Like much of the Bill of Rights, the second amendment is modeled after the Virginia Declaration of Rights. It directly copies language from it: "a well regulated militia", "a free state". It didn't need to define what those terms meant. Everyone understood that when the second amendment used those words, they meant the same thing as in the Virginia Declaration of Rights.
Today not many people remember the Virginia Declaration of Rights. Instead they invent their own definitions to make the second amendment mean whatever they want it to.
Here is the text the second amendment is modeled after.
Section 13. That a well regulated militia, composed of the body of the people, trained to arms, is the proper, natural, and safe defense of a free state; that standing armies, in time of peace, should be avoided as dangerous to liberty; and that in all cases the military should be under strict subordination to, and governed by, the civil power.
The main issues it's concerned with are that the military should be subordinate to the civil government, and that peace time law enforcement should be a civil function (as it traditionally was in the colonies), not a military function (as the British army had made it).
Like the second amendment, it's concerned with a "well regulated militia" composed of people "trained to arms". It isn't about random people carrying guns for their own use. That interpretation came later.
Note the anachronism that it assumes a militia will be composed of "the body of the people". At that time, professional police hadn't been invented.

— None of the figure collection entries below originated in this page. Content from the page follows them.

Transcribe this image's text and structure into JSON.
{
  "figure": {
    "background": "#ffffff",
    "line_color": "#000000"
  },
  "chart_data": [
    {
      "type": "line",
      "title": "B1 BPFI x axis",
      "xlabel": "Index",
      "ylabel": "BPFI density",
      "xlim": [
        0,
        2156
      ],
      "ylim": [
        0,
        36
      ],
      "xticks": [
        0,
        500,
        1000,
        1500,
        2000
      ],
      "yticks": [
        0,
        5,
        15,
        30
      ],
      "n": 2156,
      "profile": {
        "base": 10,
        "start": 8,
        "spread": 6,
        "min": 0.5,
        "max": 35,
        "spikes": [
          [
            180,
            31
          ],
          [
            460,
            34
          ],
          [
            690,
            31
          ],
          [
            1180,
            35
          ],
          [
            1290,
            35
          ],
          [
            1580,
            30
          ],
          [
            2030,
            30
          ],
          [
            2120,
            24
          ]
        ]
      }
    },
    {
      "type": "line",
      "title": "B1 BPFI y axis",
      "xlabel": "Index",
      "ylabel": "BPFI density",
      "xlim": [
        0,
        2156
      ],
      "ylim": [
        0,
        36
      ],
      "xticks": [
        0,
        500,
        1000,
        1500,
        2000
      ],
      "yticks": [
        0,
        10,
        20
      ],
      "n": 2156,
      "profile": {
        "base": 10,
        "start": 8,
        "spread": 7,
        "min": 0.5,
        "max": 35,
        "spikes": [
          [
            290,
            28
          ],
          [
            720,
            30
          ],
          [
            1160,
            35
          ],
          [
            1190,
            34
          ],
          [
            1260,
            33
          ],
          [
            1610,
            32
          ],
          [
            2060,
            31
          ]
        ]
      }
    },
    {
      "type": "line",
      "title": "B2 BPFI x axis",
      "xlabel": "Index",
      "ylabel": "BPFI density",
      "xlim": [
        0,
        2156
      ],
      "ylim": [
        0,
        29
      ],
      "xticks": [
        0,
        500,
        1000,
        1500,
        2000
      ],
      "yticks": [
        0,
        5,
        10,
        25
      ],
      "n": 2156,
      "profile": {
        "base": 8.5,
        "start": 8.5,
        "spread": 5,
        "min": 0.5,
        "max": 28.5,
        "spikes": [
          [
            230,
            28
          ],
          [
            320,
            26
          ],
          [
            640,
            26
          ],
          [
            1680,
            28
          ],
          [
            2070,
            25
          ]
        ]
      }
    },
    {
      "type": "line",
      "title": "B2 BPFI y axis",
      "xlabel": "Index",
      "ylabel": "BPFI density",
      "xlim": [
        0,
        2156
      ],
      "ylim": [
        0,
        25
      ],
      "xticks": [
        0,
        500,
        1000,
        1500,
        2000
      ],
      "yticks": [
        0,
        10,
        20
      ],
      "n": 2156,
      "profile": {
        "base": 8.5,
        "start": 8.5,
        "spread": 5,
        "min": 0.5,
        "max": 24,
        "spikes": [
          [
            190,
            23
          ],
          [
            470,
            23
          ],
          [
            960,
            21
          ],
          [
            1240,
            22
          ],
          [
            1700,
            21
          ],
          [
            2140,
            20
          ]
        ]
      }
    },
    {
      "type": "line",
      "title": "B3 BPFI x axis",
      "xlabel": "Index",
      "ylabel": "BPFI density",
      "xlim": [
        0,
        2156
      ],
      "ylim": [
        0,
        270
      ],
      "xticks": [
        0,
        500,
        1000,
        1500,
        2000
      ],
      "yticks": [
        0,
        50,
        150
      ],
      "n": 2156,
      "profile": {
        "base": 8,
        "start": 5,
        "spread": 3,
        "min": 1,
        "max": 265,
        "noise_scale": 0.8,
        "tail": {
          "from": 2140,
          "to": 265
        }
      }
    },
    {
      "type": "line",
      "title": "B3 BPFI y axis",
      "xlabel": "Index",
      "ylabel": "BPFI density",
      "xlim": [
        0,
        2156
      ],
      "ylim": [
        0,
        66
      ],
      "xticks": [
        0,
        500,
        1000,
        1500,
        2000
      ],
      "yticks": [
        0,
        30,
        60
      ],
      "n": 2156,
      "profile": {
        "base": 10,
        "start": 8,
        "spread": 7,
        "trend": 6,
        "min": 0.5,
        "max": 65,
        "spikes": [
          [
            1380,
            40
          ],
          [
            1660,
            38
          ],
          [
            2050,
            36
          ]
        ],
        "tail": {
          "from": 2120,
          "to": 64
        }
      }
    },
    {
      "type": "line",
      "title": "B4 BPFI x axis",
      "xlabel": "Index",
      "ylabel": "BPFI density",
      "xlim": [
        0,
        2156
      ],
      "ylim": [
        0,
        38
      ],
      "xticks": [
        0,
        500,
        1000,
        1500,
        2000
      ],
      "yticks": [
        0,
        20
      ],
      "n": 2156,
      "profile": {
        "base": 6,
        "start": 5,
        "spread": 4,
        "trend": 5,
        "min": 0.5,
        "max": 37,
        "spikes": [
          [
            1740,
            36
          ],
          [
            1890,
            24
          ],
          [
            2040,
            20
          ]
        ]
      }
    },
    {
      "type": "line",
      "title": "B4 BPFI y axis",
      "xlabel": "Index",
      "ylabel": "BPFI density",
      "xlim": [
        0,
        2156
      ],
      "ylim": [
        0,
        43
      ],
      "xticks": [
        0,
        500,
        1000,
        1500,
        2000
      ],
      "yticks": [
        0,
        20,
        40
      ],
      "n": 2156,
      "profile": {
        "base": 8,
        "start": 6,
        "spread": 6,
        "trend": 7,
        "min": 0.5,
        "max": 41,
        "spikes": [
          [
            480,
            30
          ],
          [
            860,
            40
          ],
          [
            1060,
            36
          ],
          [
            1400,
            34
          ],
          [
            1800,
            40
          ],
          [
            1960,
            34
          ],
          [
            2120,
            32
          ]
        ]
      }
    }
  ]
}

Serving in a militia was like serving on a jury. Most people did it (or at least, most people who were white and male), but it wasn't a full time job. You got called on as needed. The idea of having a small number of people do law enforcement as a full time job came later.
The first time the US Supreme Court referenced a right to bear arms was in its repugnant Dred Scott decision
That was in 1857, 66 years after the Bill of Rights was ratified. It was a break from earlier cases, for example Aymette v. State which held that the right to bear arms is only for the common defense.